Temperature measurement around multiple boiling bubbles in a confined space using two-color laser-induced fluorescence

Boiling heat transfer has a combination of sensible heat transfer of liquid and latent heat transfer due to vaporization. To examine the sensible heat transfer in boiling, thermometry of liquid in liquid-vapor multiphase flow must play a significant role. Although there are several optical methods proposed for the thermometry of boiling phenomena, it is challenging to directly measure the temperature field of boiling at relatively high heat flux due to many boiling bubbles' interruption of the illumination and observation. This study proposes a novel thermometry method using a confined space, a sandwiched space between two transparency plates, and two-color laser induced fluorescence thermometry to measure the liquid temperature distribution around multiple boiling bubbles.
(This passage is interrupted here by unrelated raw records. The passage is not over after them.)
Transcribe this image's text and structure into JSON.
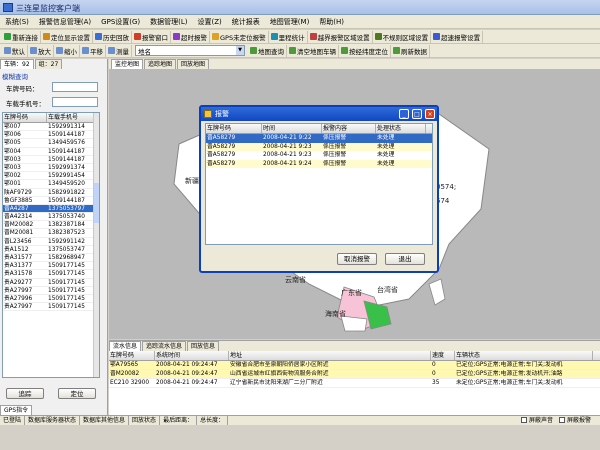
{
  "window": {
    "title": "三连星监控客户端"
  },
  "menu": [
    "系统(S)",
    "报警信息管理(A)",
    "GPS设置(G)",
    "数据管理(L)",
    "设置(Z)",
    "统计报表",
    "地图管理(M)",
    "帮助(H)"
  ],
  "toolbar1": [
    "重新连接",
    "定位显示设置",
    "历史回放",
    "报警窗口",
    "超时报警",
    "GPS未定位报警",
    "里程统计",
    "越界报警区域设置",
    "不规则区域设置",
    "超速报警设置"
  ],
  "toolbar2": {
    "buttons": [
      "默认",
      "放大",
      "缩小",
      "平移",
      "测量"
    ],
    "combo_value": "地名",
    "buttons2": [
      "地图查询",
      "清空地图车辆",
      "按经纬度定位",
      "刷新数据"
    ]
  },
  "left": {
    "tab_vehicles": "车辆：92",
    "tab_groups": "组：27",
    "fuzzy_title": "模糊查询",
    "plate_label": "车牌号码：",
    "phone_label": "车载手机号：",
    "columns": [
      "车牌号码",
      "车载手机号"
    ],
    "rows": [
      [
        "鄂007",
        "1592991314"
      ],
      [
        "鄂006",
        "1509144187"
      ],
      [
        "鄂005",
        "1349459576"
      ],
      [
        "鄂004",
        "1509144187"
      ],
      [
        "鄂003",
        "1509144187"
      ],
      [
        "鄂003",
        "1592991374"
      ],
      [
        "鄂002",
        "1592991454"
      ],
      [
        "鄂001",
        "1349459520"
      ],
      [
        "陕AF9729",
        "1582991822"
      ],
      [
        "鲁GF3885",
        "1509144187"
      ],
      [
        "晋A4287",
        "1375053797"
      ],
      [
        "晋A42314",
        "1375053740"
      ],
      [
        "晋M20082",
        "1382387184"
      ],
      [
        "晋M20081",
        "1382387523"
      ],
      [
        "晋L23456",
        "1592991142"
      ],
      [
        "贵A1512",
        "1375053747"
      ],
      [
        "贵A31577",
        "1582968947"
      ],
      [
        "贵A31377",
        "1509177145"
      ],
      [
        "贵A31578",
        "1509177145"
      ],
      [
        "贵A29277",
        "1509177145"
      ],
      [
        "贵A27997",
        "1509177145"
      ],
      [
        "贵A27996",
        "1509177145"
      ],
      [
        "贵A27997",
        "1509177145"
      ]
    ],
    "selected_row": 10,
    "btn_track": "追踪",
    "btn_locate": "定位",
    "gps_tab": "GPS指令"
  },
  "map": {
    "tabs": [
      "监控地图",
      "追踪地图",
      "回放地图"
    ],
    "labels": {
      "xinjiang": "新疆",
      "num": "0574;",
      "num2": "574",
      "yunnan": "云南省",
      "guangdong": "广东省",
      "taiwan": "台湾省",
      "hainan": "海南省"
    }
  },
  "dialog": {
    "title": "报警",
    "columns": [
      "车牌号码",
      "时间",
      "报警内容",
      "处理状态"
    ],
    "rows": [
      [
        "晋A58279",
        "2008-04-21 9:22",
        "係压报警",
        "未处理"
      ],
      [
        "晋A58279",
        "2008-04-21 9:23",
        "係压报警",
        "未处理"
      ],
      [
        "晋A58279",
        "2008-04-21 9:23",
        "係压报警",
        "未处理"
      ],
      [
        "晋A58279",
        "2008-04-21 9:24",
        "係压报警",
        "未处理"
      ]
    ],
    "btn_cancel": "取消报警",
    "btn_exit": "退出"
  },
  "bottom": {
    "tabs": [
      "流水信息",
      "追踪流水信息",
      "回放信息"
    ],
    "columns": [
      "车牌号码",
      "系统时间",
      "地址",
      "速度",
      "车辆状态"
    ],
    "rows": [
      [
        "鄂A79565",
        "2008-04-21 09:24:47",
        "安徽省合肥市圣泉朝阳侨居家小区附近",
        "0",
        "已定位;GPS正常;电源正常;车门关;发动机"
      ],
      [
        "晋M20082",
        "2008-04-21 09:24:47",
        "山西省运城市红旗西街物流服务合附近",
        "0",
        "已定位;GPS正常;电源正常;发动机开;油路"
      ],
      [
        "EC210  32900",
        "2008-04-21 09:24:47",
        "辽宁省新民市沈阳来湖厂二分厂附近",
        "35",
        "未定位;GPS正常;电源正常;车门关;发动机"
      ]
    ]
  },
  "status": {
    "items": [
      "已登陆",
      "数据库服务器状态",
      "数据库其他信息",
      "回放状态",
      "最后距离：",
      "总长度："
    ],
    "chk1": "屏蔽声音",
    "chk2": "屏蔽报警"
  }
}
The confined space restricted the fluid motion to make it possible to illuminate and observe the almost whole area of interest. The intensity ratio of the two kinds of fluorescent dye exhibits the local and temporal temperature without any invasion of physical probes. We successfully observed the scavenging of superheated liquid from the heat transfer surface to demonstrate this method's utility. The temporal temperature changes at several positions extracted from experimental data with this method were consistent with the boiling bubble behavior. We also discussed remained issues on the method.